In view of her importance to the village of Soest, Nederveen suggested that this could be St Agatha.4 This martyr was the patron saint of the village and of the local civic guard company, the Guild of St Aechten (Agatha).5 With this in mind, it is tempting to assume that there must have been a St Agatha among the figures found in Soest, particularly since the find was probably the church’s entire collection of late-medieval statues. The fact that the people went to the effort of hiding the relatively cheap pipeclay figurines (see for example BK-NM-12006-18) and taking down and bringing to safety the Marianum in the tower, suggests that in all probability nothing was left behind.6
Of all the figures found in 1905, this female saint is the only one that could be identified as St Agatha. Her long, fashionable gown with its elegant openwork sleeves corresponds to contemporary images of St Agatha, whose attribute was often a platter or book bearing her severed breasts.

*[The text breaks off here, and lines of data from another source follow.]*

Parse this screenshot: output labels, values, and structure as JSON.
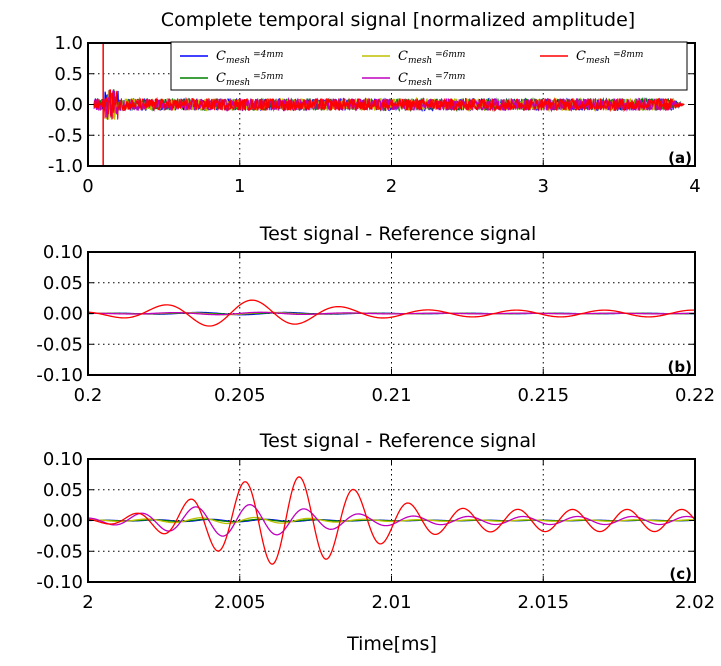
{
  "chart_data": [
    {
      "type": "line",
      "title": "Complete temporal signal [normalized amplitude]",
      "xlim": [
        0,
        4
      ],
      "ylim": [
        -1.0,
        1.0
      ],
      "xticks": [
        "0",
        "1",
        "2",
        "3",
        "4"
      ],
      "yticks": [
        "1.0",
        "0.5",
        "0.0",
        "-0.5",
        "-1.0"
      ],
      "grid": true,
      "panel_label": "(a)",
      "legend": {
        "placement": "top-right",
        "entries": [
          {
            "name": "C",
            "sub": "mesh",
            "value": "=4mm",
            "color": "#0000ff"
          },
          {
            "name": "C",
            "sub": "mesh",
            "value": "=5mm",
            "color": "#008000"
          },
          {
            "name": "C",
            "sub": "mesh",
            "value": "=6mm",
            "color": "#bfbf00"
          },
          {
            "name": "C",
            "sub": "mesh",
            "value": "=7mm",
            "color": "#bf00bf"
          },
          {
            "name": "C",
            "sub": "mesh",
            "value": "=8mm",
            "color": "#ff0000"
          }
        ]
      },
      "series_description": {
        "noise_amplitude": 0.1,
        "spike_x": 0.1,
        "spike_range": [
          -1.0,
          1.0
        ],
        "end_x": 3.93
      }
    },
    {
      "type": "line",
      "title": "Test signal - Reference signal",
      "xlim": [
        0.2,
        0.22
      ],
      "ylim": [
        -0.1,
        0.1
      ],
      "xticks": [
        "0.2",
        "0.205",
        "0.21",
        "0.215",
        "0.22"
      ],
      "yticks": [
        "0.10",
        "0.05",
        "0.00",
        "-0.05",
        "-0.10"
      ],
      "grid": true,
      "panel_label": "(b)",
      "series": [
        {
          "name": "C_mesh=4mm",
          "color": "#0000ff",
          "amplitude": 0.002,
          "period": 0.0029
        },
        {
          "name": "C_mesh=5mm",
          "color": "#008000",
          "amplitude": 0.001,
          "period": 0.0029
        },
        {
          "name": "C_mesh=6mm",
          "color": "#bfbf00",
          "amplitude": 0.002,
          "period": 0.0029
        },
        {
          "name": "C_mesh=7mm",
          "color": "#bf00bf",
          "amplitude": 0.002,
          "period": 0.0029
        },
        {
          "name": "C_mesh=8mm",
          "color": "#ff0000",
          "amplitude": 0.022,
          "period": 0.0029,
          "envelope_peak": 0.205
        }
      ]
    },
    {
      "type": "line",
      "title": "Test signal - Reference signal",
      "xlim": [
        2.0,
        2.02
      ],
      "ylim": [
        -0.1,
        0.1
      ],
      "xticks": [
        "2",
        "2.005",
        "2.01",
        "2.015",
        "2.02"
      ],
      "yticks": [
        "0.10",
        "0.05",
        "0.00",
        "-0.05",
        "-0.10"
      ],
      "grid": true,
      "panel_label": "(c)",
      "xlabel": "Time[ms]",
      "series": [
        {
          "name": "C_mesh=4mm",
          "color": "#0000ff",
          "amplitude": 0.002,
          "period": 0.0018
        },
        {
          "name": "C_mesh=5mm",
          "color": "#008000",
          "amplitude": 0.002,
          "period": 0.0018
        },
        {
          "name": "C_mesh=6mm",
          "color": "#bfbf00",
          "amplitude": 0.005,
          "period": 0.0018
        },
        {
          "name": "C_mesh=7mm",
          "color": "#bf00bf",
          "amplitude": 0.026,
          "period": 0.0018
        },
        {
          "name": "C_mesh=8mm",
          "color": "#ff0000",
          "amplitude": 0.072,
          "period": 0.0018,
          "envelope_peak": 2.0065
        }
      ]
    }
  ]
}
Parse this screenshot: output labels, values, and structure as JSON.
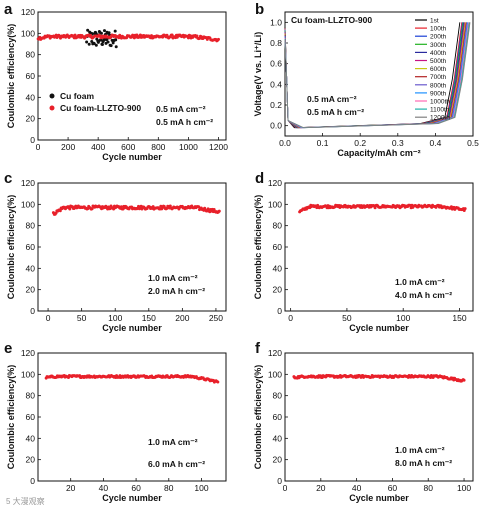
{
  "watermark": "5 大漫观察",
  "chart_data": [
    {
      "panel": "a",
      "type": "scatter",
      "xlabel": "Cycle number",
      "ylabel": "Coulombic efficiency(%)",
      "xlim": [
        0,
        1250
      ],
      "ylim": [
        0,
        120
      ],
      "xticks": [
        0,
        200,
        400,
        600,
        800,
        1000,
        1200
      ],
      "yticks": [
        0,
        20,
        40,
        60,
        80,
        100,
        120
      ],
      "legend": "top-left",
      "annotations": [
        "0.5 mA cm⁻²",
        "0.5 mA h cm⁻²"
      ],
      "series": [
        {
          "name": "Cu foam",
          "color": "#111111",
          "x_range": [
            320,
            520
          ],
          "y_mean": 95,
          "y_spread": 8
        },
        {
          "name": "Cu foam-LLZTO-900",
          "color": "#e8202a",
          "x_range": [
            1,
            1200
          ],
          "y_mean": 97,
          "y_spread": 1.5,
          "y_start": 95.5,
          "y_end": 94
        }
      ]
    },
    {
      "panel": "b",
      "type": "line",
      "title": "Cu foam-LLZTO-900",
      "xlabel": "Capacity/mAh cm⁻²",
      "ylabel": "Voltage(V vs. Li⁺/Li)",
      "xlim": [
        0,
        0.5
      ],
      "ylim": [
        -0.1,
        1.1
      ],
      "xticks": [
        0.0,
        0.1,
        0.2,
        0.3,
        0.4,
        0.5
      ],
      "yticks": [
        0.0,
        0.2,
        0.4,
        0.6,
        0.8,
        1.0
      ],
      "legend": "top-right",
      "annotations": [
        "0.5 mA cm⁻²",
        "0.5 mA h cm⁻²"
      ],
      "series": [
        {
          "name": "1st",
          "color": "#000000",
          "discharge_end": 0.025,
          "charge_end": 0.465
        },
        {
          "name": "100th",
          "color": "#e8202a",
          "discharge_end": 0.028,
          "charge_end": 0.47
        },
        {
          "name": "200th",
          "color": "#1a3fd6",
          "discharge_end": 0.03,
          "charge_end": 0.472
        },
        {
          "name": "300th",
          "color": "#1fb11f",
          "discharge_end": 0.032,
          "charge_end": 0.474
        },
        {
          "name": "400th",
          "color": "#2a2a9e",
          "discharge_end": 0.034,
          "charge_end": 0.476
        },
        {
          "name": "500th",
          "color": "#c71585",
          "discharge_end": 0.036,
          "charge_end": 0.478
        },
        {
          "name": "600th",
          "color": "#c8c814",
          "discharge_end": 0.038,
          "charge_end": 0.48
        },
        {
          "name": "700th",
          "color": "#b22222",
          "discharge_end": 0.04,
          "charge_end": 0.482
        },
        {
          "name": "800th",
          "color": "#6a5acd",
          "discharge_end": 0.042,
          "charge_end": 0.484
        },
        {
          "name": "900th",
          "color": "#1e90ff",
          "discharge_end": 0.044,
          "charge_end": 0.486
        },
        {
          "name": "1000th",
          "color": "#ff69b4",
          "discharge_end": 0.046,
          "charge_end": 0.488
        },
        {
          "name": "1100th",
          "color": "#20b2aa",
          "discharge_end": 0.048,
          "charge_end": 0.49
        },
        {
          "name": "1200th",
          "color": "#808080",
          "discharge_end": 0.05,
          "charge_end": 0.492
        }
      ]
    },
    {
      "panel": "c",
      "type": "scatter",
      "xlabel": "Cycle number",
      "ylabel": "Coulombic efficiency(%)",
      "xlim": [
        -15,
        265
      ],
      "ylim": [
        0,
        120
      ],
      "xticks": [
        0,
        50,
        100,
        150,
        200,
        250
      ],
      "yticks": [
        0,
        20,
        40,
        60,
        80,
        100,
        120
      ],
      "annotations": [
        "1.0 mA cm⁻²",
        "2.0 mA h cm⁻²"
      ],
      "series": [
        {
          "name": "",
          "color": "#e8202a",
          "x_range": [
            8,
            255
          ],
          "y_mean": 97,
          "y_spread": 1.5,
          "y_start": 91,
          "y_end": 93
        }
      ]
    },
    {
      "panel": "d",
      "type": "scatter",
      "xlabel": "Cycle number",
      "ylabel": "Coulombic efficiency(%)",
      "xlim": [
        -5,
        162
      ],
      "ylim": [
        0,
        120
      ],
      "xticks": [
        0,
        50,
        100,
        150
      ],
      "yticks": [
        0,
        20,
        40,
        60,
        80,
        100,
        120
      ],
      "annotations": [
        "1.0 mA cm⁻²",
        "4.0 mA h cm⁻²"
      ],
      "series": [
        {
          "name": "",
          "color": "#e8202a",
          "x_range": [
            8,
            155
          ],
          "y_mean": 98,
          "y_spread": 1.2,
          "y_start": 93,
          "y_end": 95
        }
      ]
    },
    {
      "panel": "e",
      "type": "scatter",
      "xlabel": "Cycle number",
      "ylabel": "Coulombic efficiency(%)",
      "xlim": [
        0,
        115
      ],
      "ylim": [
        0,
        120
      ],
      "xticks": [
        20,
        40,
        60,
        80,
        100
      ],
      "yticks": [
        0,
        20,
        40,
        60,
        80,
        100,
        120
      ],
      "annotations": [
        "1.0 mA cm⁻²",
        "6.0 mA h cm⁻²"
      ],
      "series": [
        {
          "name": "",
          "color": "#e8202a",
          "x_range": [
            5,
            110
          ],
          "y_mean": 98,
          "y_spread": 1,
          "y_start": 97,
          "y_end": 93
        }
      ]
    },
    {
      "panel": "f",
      "type": "scatter",
      "xlabel": "Cycle number",
      "ylabel": "Coulombic efficiency(%)",
      "xlim": [
        0,
        105
      ],
      "ylim": [
        0,
        120
      ],
      "xticks": [
        0,
        20,
        40,
        60,
        80,
        100
      ],
      "yticks": [
        0,
        20,
        40,
        60,
        80,
        100,
        120
      ],
      "annotations": [
        "1.0 mA cm⁻²",
        "8.0 mA h cm⁻²"
      ],
      "series": [
        {
          "name": "",
          "color": "#e8202a",
          "x_range": [
            5,
            100
          ],
          "y_mean": 98,
          "y_spread": 1,
          "y_start": 97,
          "y_end": 94
        }
      ]
    }
  ]
}
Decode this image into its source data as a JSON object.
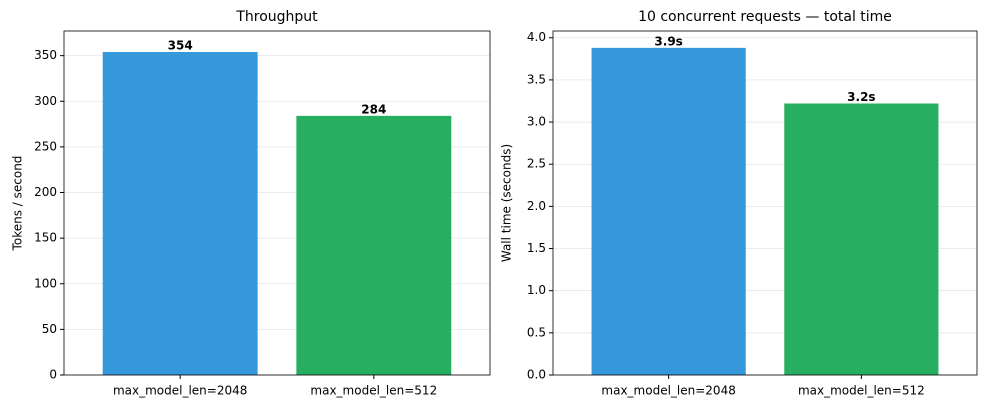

Nederveen attributed the statue to the same workshop as the two statues of a Virgin and Child from a Marianum (BK-NM-12006-16) and -17) and the St Cunera (BK-NM-12006-8), Utrecht figures that all come from the Soest find.7 Bouvy had already recognised the latter objects as being by the same hand.8 The similarities between these statues are indeed convincing enough for an attribution to the same workshop. The shoes with round toes and the busy folds of the garments indicate that they were made between around 1500 and 1520.
Bieke van der Mark, 2024
J. Leeuwenberg with the assistance of W. Halsema-Kubes, Beeldhouwkunst in het Rijksmuseum, coll. cat. Amsterdam 1973, no. 29, with earlier literature; B. Nederveen, Soest, tussen Amersfoort en Utrecht. Een studie naar de herkomst van de laatgotische sculptuur uit de Hervormde Kerk te Soest, Amsterdam 1999 (unpub. thesis University of Amsterdam), pp. 25-27, 100-02
B. van der Mark, 2024, 'anonymous, Female Saint (St Agatha?), Utrecht, c. 1500 - c. 1520', in F. Scholten and B. van der Mark (eds.), European Sculpture in the Rijksmuseum, online coll. cat. Amsterdam: hdl.handle.net/10934/RM0001.COLLECT.24295
(accessed 27 December 2024 03:18:16).